Back at Scuppernong, Michael met me before I could go inside. “Miss Violet.”
I looked up from stroking Goblin. “Yes?”
“I reckoned I’d best ask you before I followed Miss Elsa’s orders.”
My stepmother so seldom bestirred herself to request anything that I was surprised. I straightened. “What does she want?”
“Poppies. She says I’m to plant r
ows of them big poppies rig ht quick.”
I sighed. “I wish she hadn’t asked, but I guess you’ll have to do as she says.”
Michael nodded. “That medicine ain’t a good thing, but I know lots of folks use it.”
“Besides, I’ve heard it’s bad if people are cut off too abruptly. There’s almost no laudanum left in town now. I will speak to her, though.”
We looked at each other in silent, concerned understanding. These new people at Scuppernong certainly complicated life.
That night I knocked on Miss Elsa’s bedchamber door.
“Come in,” she called.
A candle still burned near the bed. My stepmother lay propped against several pillows, her eyes shining, remote, but without the wistful look they held so often. Instead they were filled with a distant delight. As I neared her, I was met by a slightly sweetish odor from the open bottle on the bedside table.
She smiled faintly and held out her hand. I took it. It was thin and hot and dry.
“Dear Violet,” she said. “My new, darling daughter.”
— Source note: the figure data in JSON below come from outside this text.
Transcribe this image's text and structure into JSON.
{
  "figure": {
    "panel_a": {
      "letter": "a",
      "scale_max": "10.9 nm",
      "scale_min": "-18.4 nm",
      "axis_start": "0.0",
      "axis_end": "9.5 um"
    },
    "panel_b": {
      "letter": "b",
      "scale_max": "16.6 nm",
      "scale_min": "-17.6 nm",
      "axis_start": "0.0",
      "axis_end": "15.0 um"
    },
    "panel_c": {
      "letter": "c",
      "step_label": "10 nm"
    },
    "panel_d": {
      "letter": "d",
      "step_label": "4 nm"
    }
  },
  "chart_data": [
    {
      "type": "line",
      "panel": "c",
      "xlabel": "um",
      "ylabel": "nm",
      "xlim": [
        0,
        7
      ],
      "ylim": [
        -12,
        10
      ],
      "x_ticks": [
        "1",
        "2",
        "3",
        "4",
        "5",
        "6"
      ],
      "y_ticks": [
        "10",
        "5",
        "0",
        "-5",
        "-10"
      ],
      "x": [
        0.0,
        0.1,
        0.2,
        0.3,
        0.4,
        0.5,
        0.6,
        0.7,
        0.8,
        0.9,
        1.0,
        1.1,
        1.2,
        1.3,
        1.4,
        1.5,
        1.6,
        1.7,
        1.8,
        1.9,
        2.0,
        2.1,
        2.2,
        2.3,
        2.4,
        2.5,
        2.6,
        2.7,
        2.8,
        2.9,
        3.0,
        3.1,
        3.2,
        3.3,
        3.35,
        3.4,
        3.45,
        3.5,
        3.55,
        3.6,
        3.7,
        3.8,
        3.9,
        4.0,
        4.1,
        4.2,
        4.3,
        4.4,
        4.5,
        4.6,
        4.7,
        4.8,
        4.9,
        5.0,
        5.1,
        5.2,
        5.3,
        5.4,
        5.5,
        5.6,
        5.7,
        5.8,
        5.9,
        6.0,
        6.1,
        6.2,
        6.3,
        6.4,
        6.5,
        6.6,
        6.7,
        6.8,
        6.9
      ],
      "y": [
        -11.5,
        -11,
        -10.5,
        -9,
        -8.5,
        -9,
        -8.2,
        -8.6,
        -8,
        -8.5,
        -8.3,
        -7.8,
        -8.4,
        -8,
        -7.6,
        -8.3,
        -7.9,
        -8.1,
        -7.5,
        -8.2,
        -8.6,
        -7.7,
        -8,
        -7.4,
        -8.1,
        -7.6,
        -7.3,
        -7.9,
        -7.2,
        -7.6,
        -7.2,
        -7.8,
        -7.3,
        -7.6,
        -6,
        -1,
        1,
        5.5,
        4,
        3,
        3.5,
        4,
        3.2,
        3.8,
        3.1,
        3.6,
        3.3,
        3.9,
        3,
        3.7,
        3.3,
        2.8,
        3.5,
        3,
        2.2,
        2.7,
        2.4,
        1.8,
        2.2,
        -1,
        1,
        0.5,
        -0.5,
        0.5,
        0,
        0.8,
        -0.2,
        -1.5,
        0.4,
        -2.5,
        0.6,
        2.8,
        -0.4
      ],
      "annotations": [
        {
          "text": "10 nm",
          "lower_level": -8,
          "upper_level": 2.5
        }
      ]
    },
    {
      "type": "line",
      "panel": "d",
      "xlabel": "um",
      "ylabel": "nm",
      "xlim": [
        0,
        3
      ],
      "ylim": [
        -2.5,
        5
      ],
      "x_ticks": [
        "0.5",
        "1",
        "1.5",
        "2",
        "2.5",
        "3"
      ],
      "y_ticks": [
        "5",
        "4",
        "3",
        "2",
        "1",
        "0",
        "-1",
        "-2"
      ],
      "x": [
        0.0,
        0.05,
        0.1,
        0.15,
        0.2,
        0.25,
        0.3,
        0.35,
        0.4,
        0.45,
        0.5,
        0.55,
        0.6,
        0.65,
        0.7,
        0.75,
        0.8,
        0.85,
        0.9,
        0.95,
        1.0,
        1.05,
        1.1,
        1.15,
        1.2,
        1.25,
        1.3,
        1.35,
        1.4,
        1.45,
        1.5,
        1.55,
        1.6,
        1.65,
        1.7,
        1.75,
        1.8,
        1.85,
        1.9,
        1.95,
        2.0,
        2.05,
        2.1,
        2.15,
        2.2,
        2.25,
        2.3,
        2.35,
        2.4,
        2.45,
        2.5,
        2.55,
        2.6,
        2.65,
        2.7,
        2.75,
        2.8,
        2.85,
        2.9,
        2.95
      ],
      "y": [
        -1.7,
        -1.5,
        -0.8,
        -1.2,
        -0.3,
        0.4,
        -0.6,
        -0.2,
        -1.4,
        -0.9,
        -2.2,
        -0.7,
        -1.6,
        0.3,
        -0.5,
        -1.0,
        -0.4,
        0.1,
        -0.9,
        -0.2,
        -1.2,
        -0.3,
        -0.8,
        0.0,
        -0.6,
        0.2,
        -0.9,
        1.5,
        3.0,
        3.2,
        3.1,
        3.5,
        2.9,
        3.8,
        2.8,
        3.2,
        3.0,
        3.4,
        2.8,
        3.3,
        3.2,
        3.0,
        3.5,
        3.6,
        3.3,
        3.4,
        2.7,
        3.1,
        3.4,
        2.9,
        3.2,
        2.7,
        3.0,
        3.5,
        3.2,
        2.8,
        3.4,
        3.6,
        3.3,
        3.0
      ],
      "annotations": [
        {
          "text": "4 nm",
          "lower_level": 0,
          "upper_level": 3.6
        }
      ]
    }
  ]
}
“I need—” I said, and then was unsure what to say next. What I needed was for her to be an adult. I hoped for reassurance.
“No one needs anything,” Miss Elsa murmured. “All is perfect … if I have my pint or more a week.…” Her voice trailed off, her gaze shifted, her fingers loosened from mine, and she dropped her hand. She was asleep.
Plantation bells no longer pealed, and neither did the chimes in church towers. Back in April, General Beauregard had called for all the bells in the South to be melted down and molded into cannon, and we answered his call. Many other changes were occurring at Scuppernong Farm.
In these first sultry, glowing, green and golden summer days, Seeley flourished in his new life, once his shoulder was healed, like a busy, skinny weed. His thin face grew brown from forgetting his hat, his countenance became open and trusting, and his big eyes were now lively. His clothing needed constant cleaning and mending.